La cantante demandó al productor de Amazing Grace, el documental no autorizado con material de archivo de un concierto que dio en 1972.

Aretha Franklin demandó al productor Alan Elliott para que “frene el lanzamiento no autorizado y la promoción comercial” de Amazing Grace, el documental con material de archivo de un concierto de góspel que la cantante dio en 1972 en una iglesia baptista. La demanda alega que Elliott realizó una proyección de la película en un festival de Toronto, a pesar de que el film fuera removido de la grilla oficial. La proyección, según la denuncia, “viola los derechos de nombre y de imagen de la señora Franklin, y representa una invasión a su privacidad”.

Franklin realizó la demanda antes que el documental se programara para el festival Telluride Film.
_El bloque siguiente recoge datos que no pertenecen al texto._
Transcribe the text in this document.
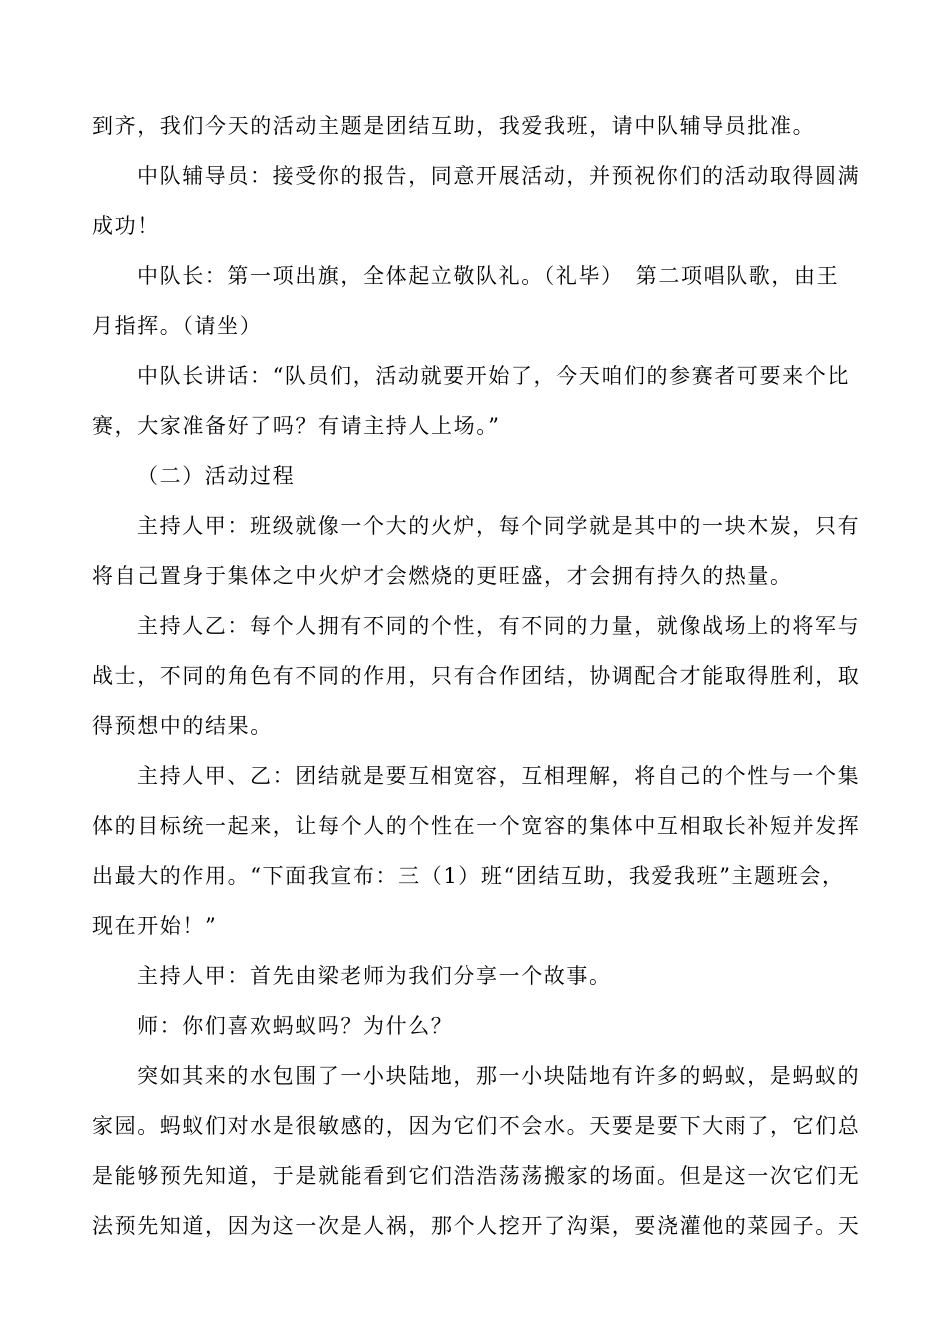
到齐，我们今天的活动主题是团结互助，我爱我班，请中队辅导员批准。
中队辅导员：接受你的报告，同意开展活动，并预祝你们的活动取得圆满
成功！
中队长：第一项出旗，全体起立敬队礼。（礼毕）　第二项唱队歌，由王
月指挥。（请坐）
中队长讲话：“队员们，活动就要开始了，今天咱们的参赛者可要来个比
赛，大家准备好了吗？有请主持人上场。”
（二）活动过程
主持人甲：班级就像一个大的火炉，每个同学就是其中的一块木炭，只有
将自己置身于集体之中火炉才会燃烧的更旺盛，才会拥有持久的热量。
主持人乙：每个人拥有不同的个性，有不同的力量，就像战场上的将军与
战士，不同的角色有不同的作用，只有合作团结，协调配合才能取得胜利，取
得预想中的结果。
主持人甲、乙：团结就是要互相宽容，互相理解，将自己的个性与一个集
体的目标统一起来，让每个人的个性在一个宽容的集体中互相取长补短并发挥
出最大的作用。“下面我宣布：三（1）班“团结互助，我爱我班”主题班会，
现在开始！”
主持人甲：首先由梁老师为我们分享一个故事。
师：你们喜欢蚂蚁吗？为什么？
突如其来的水包围了一小块陆地，那一小块陆地有许多的蚂蚁，是蚂蚁的
家园。蚂蚁们对水是很敏感的，因为它们不会水。天要是要下大雨了，它们总
是能够预先知道，于是就能看到它们浩浩荡荡搬家的场面。但是这一次它们无
法预先知道，因为这一次是人祸，那个人挖开了沟渠，要浇灌他的菜园子。天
La cantante logró una polémica orden temporal para bloquear la proyección, y en consecuencia, Amazing Grace fue retirada de los festivales de Chicago y de Toronto. 

La nueva demanda también solicita una declaración jurada que pretende obtener “el derecho a tener el control de su nombre y de su imagen” y pide que “el material de archivo de su concierto de góspel de 1972 no sea usado por el Sr. Elliott sin su autorización explícita”. Franklin también busca una orden judicial preliminar y permanente que les impida a “los agentes, empleados y todos los que trabajan con Elliott, lanzar publicidad comercial relacionada a la película”.